Divorce law in Florida allows for parties to request temporary relief pending the final disposition of their divorce or their paternity case. The road to the end of a divorce case or a paternity action is long, cumbersome, and costly. If one party is dependent for support on the other party or if both parties are struggling with co-parenting during the pendency of their case, it is wise to file a temporary needs motion and schedule a hearing in front of the judge early on in the process.
In Orlando, absent an emergency, judges will not hear any motion for temporary needs until the parties have attended a mediation session. It is incumbent on the person who desires the temporary relief to file a motion and schedule a hearing in front of the judge.

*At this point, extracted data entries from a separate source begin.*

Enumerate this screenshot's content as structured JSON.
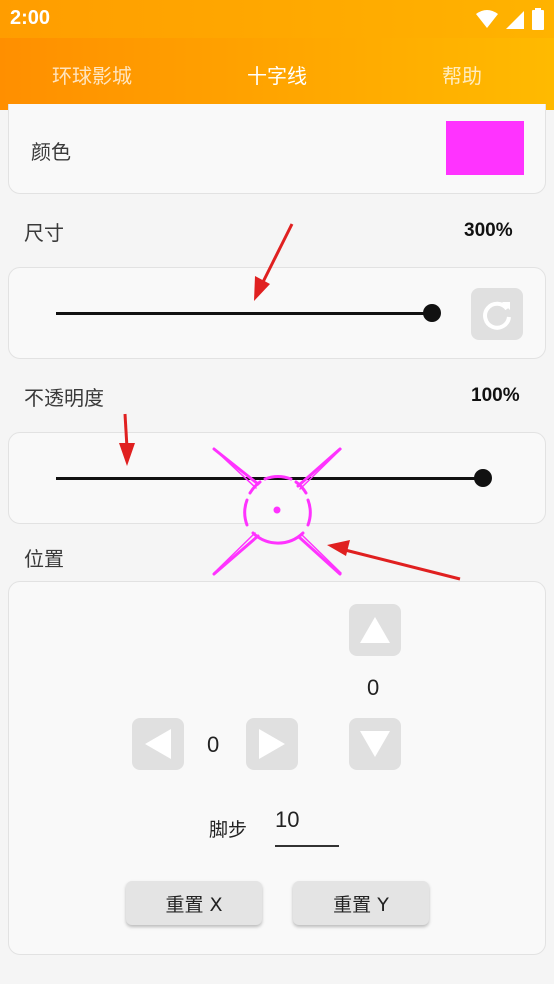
{
  "status": {
    "time": "2:00"
  },
  "tabs": [
    {
      "label": "环球影城"
    },
    {
      "label": "十字线"
    },
    {
      "label": "帮助"
    }
  ],
  "color_section": {
    "label": "颜色",
    "swatch_color": "#ff33ff"
  },
  "size_section": {
    "label": "尺寸",
    "value": "300%",
    "slider_fraction": 1.0
  },
  "opacity_section": {
    "label": "不透明度",
    "value": "100%",
    "slider_fraction": 1.0
  },
  "position_section": {
    "label": "位置",
    "y_value": "0",
    "x_value": "0",
    "step_label": "脚步",
    "step_value": "10",
    "reset_x_label": "重置 X",
    "reset_y_label": "重置 Y"
  },
  "colors": {
    "accent": "#ffa000",
    "crosshair": "#ff33ff",
    "arrow": "#e02020"
  }
}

Timing is of the essence as a contested divorce or contested paternity action can take several months or even longer than a year to resolve. Failure to file a motion for temporary relief can result in detrimental consequences to the party who needs it.
The most common requests for temporary relief are the following:
- Time-Sharing/Visitation/Custody – Oftentimes, parents are unable to agree on a timesharing schedule with their minor children. When this occurs, the court is empowered to place an order that serves the best interest of the minor children involved. It is important for the parties to keep in mind that this will be a temporary order and is subject to change once the case is resolved.
- Child Support – The children involved in a paternity or divorce case have the right to receive support from both of their parents. An order of child support provides much needed stability for the children and for the parents who are exercising the majority of timesharing with them.
- Alimony – A party can request for relief in the form of temporary alimony if a party has a need and the other party has the ability to pay. Temporary alimony might be crucial in a case if a party needs the alimony to pay bills or to cover other necessities while the case is pending.
- Attorney Fees – Florida judges have the discretion to award one side to pay the attorney fees of the other side. If a spouse earns significantly less income or a judge determines a party has the ability to pay, the judge has the discretion to order attorney fees and costs be paid by the other party.
- Other Items – Parties can also request the judge determine who will maintain exclusive use and possession of a home, who will claim a child for taxes if the tax season is approaching, and a judge can make a temporary distribution of any assets or liabilities the parties have incurred.